Ты чувствуешь лёд под кожей? Это гаснет золотое пламя веры. Ты всё ещё молишься, не обращая внимания на молчанье небес. Но, согласись, страшно встречать рассвет, осознавая одиночество, когда за окном в скудном свете ноябрьского солнца, обгорают первым холодом кварталы типовой застройки; градиентами серого растворяется жизнь. Ты слишком долго презирал отраженье в заплёванном зеркале. И не было предела твоей ненависти, когда плеть рвала спину в клочья. Ты стискивал зубы, замахиваясь для удара всё сильней и сильней, надеясь найти в истязании плоти прощение. Даже когда лучи умирающего солнца коснулись закрытых век, ты верил, что он будет рад тебя видеть. Но с тобою остались поздней осени ветер и мутный рассвет. Не простив себя, ты уходишь, чтобы заново родиться любящим отцом для других – не видевших сострадания, любви, единства, протянутых рук помощи. Прости нас, изуродованных праведниками, каждое слово которых тебе было известно заранее. Теперь ты стираешь в пыль наши души, затерянные между чёрным и белым; сеешь семена прозрения. Ты же и станешь жнецом, когда мы прошепчем мёртвому небу: «Отче, за что ты покинул нас?». И страшно представить, что ответом станет молчание.
19.
Трижды погибший в полумраке дворцов, воскресший в когорте римского легиона, я несу знамя разрушения собранного по крупицам мира, его освобождения и созидания нового.
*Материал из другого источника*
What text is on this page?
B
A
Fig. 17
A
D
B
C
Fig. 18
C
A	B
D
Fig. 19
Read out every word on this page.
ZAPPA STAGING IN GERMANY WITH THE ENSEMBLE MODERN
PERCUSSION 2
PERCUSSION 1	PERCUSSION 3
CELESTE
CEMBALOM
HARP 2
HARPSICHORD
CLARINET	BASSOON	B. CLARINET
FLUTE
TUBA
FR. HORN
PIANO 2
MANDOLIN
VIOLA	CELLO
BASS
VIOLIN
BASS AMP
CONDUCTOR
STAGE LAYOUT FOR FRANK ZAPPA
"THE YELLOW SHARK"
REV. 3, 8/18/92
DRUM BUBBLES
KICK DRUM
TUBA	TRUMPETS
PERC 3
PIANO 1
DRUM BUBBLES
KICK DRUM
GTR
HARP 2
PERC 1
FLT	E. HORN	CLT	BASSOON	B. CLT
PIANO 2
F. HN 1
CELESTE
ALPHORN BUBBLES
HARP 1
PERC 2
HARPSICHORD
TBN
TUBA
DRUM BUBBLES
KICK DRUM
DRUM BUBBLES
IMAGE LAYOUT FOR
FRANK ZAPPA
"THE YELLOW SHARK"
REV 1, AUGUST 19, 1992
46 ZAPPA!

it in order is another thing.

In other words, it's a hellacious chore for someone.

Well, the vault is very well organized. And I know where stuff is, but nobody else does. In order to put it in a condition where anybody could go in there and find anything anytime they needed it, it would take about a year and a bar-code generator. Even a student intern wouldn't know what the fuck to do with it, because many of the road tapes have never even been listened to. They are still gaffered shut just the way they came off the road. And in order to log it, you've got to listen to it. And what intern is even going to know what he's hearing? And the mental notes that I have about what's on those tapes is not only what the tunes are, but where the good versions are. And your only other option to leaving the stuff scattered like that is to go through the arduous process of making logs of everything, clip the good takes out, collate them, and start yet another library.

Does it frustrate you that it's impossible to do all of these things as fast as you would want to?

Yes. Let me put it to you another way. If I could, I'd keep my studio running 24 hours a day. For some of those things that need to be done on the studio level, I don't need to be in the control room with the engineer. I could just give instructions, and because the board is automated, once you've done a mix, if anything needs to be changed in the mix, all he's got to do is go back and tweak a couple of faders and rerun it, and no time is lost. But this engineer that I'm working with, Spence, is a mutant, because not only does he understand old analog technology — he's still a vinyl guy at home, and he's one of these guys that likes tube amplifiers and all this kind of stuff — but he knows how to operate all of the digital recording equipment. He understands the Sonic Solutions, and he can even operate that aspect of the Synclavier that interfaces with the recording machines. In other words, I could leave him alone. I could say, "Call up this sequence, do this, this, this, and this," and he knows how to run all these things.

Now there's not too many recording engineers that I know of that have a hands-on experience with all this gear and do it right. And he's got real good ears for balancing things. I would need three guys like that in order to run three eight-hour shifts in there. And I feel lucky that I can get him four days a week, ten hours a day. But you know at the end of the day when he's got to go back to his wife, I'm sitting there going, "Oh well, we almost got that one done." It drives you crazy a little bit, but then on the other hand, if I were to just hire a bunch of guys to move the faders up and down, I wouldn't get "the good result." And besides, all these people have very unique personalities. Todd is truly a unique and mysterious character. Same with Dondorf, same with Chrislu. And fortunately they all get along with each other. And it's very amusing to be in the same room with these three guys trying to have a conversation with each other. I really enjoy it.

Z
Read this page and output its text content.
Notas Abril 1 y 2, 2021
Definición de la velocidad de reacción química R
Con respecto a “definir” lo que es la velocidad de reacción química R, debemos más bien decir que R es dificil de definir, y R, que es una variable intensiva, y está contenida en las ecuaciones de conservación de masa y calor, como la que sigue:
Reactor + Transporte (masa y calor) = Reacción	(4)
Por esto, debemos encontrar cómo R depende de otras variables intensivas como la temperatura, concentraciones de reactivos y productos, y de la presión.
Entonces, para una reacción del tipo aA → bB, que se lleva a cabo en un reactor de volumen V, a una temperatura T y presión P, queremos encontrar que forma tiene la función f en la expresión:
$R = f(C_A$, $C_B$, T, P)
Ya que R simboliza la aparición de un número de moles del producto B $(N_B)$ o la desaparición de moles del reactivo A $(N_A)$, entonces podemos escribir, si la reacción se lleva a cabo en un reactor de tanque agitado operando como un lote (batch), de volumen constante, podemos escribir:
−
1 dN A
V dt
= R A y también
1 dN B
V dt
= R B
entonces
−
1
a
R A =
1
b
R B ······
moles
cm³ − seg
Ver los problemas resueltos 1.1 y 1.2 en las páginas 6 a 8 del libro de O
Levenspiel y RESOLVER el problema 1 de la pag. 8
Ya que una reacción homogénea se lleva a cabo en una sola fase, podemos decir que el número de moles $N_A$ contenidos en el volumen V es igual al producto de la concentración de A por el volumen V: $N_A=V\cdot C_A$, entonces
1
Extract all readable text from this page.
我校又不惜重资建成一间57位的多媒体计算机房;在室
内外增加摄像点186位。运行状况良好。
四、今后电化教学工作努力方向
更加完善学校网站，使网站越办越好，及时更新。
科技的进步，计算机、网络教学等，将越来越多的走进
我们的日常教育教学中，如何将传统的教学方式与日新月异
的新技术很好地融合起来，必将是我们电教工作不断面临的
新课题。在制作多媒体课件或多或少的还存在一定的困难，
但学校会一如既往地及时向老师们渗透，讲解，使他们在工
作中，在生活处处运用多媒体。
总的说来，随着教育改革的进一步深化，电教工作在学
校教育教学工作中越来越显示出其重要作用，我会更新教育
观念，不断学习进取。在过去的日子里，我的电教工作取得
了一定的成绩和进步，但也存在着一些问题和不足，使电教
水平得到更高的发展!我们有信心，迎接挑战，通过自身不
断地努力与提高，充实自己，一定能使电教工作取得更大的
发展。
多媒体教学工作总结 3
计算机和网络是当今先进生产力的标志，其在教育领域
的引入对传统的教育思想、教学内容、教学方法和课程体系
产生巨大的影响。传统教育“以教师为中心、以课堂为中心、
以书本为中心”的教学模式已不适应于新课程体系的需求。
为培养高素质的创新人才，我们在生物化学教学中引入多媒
В столкновениях бесчувственных веков, затерянный в метафизических озарениях, я открываю алхимическую природу времени. И не стоит удивляться, что действую я решительно, воодушевлённый блеском аквилы, истребляя одного за другим врагов – петляющих по задворкам истории любителей переписывать на свой лад трактаты древних. Знай я раньше, что человек – это не его прошлое, не его ошибки, не смешки посторонних, не довелось бы мне узреть всей глубины магических танцев с тиграми, чей нрав укрощён волей богоподобных. Освободившись от пут отчаяния, отвергнув яства с вашего стола, что держится на спинах рабов, я вышел за грани дозволенного. Ничто больше меня не сдерживает. Гордость…
20.
Напряжение предельно. Тело подключено к городу, где напоказ – математическая точность построек. От террора прямых углов и безупречных линий бросает то в холодный пот, то в жар лихорадки. Гало уличных огней вызывает категорическое отрицание императива существования в сыром уюте комнат, где среди объектов вещей затерян объект человек. Механизм сердца безостановочно отсчитывает годы, по трубам вен – жизнь прокладывает дорогу в прошлое. Распластанный между частью и целым, я читаю в переплетеньях линий на ладонях мистическое объяснение природы Вселенной. И как только начну проходить сквозь зеркала, забираясь в расщелины чужого сознания, я растворюсь мириадами неоновых огней в безграничном пространстве улиц очередной биосхемой, так долго желавшей просто быть. Быть кем-то проявленным в череде безликих построек лет и двумерных чертежей лиц, улыбающихся мёртвому свету погасших солнц.
21.
Странное утро. В небе петляют красные банты, брошенные восходом. Земля отзывается петрикором дождю, высвобождая перламутровую свежесть воздуха. Проспекты отбивают ритмы городской рутины скрипучими пружинами трамваев. Подобно железным кораблям они проплывают дрожью оконного стекла, застревая в мятой простыне отголосками беспокойного пробуждения. Если мир существует, пока на него смотришь – это же чудачество? Так ведь? В глубине сна маяком вспыхивают ответы, обречённые на угасание непрочитанными. Мимолётно… Иллюзорно всё, чего касается лезвие рассвета.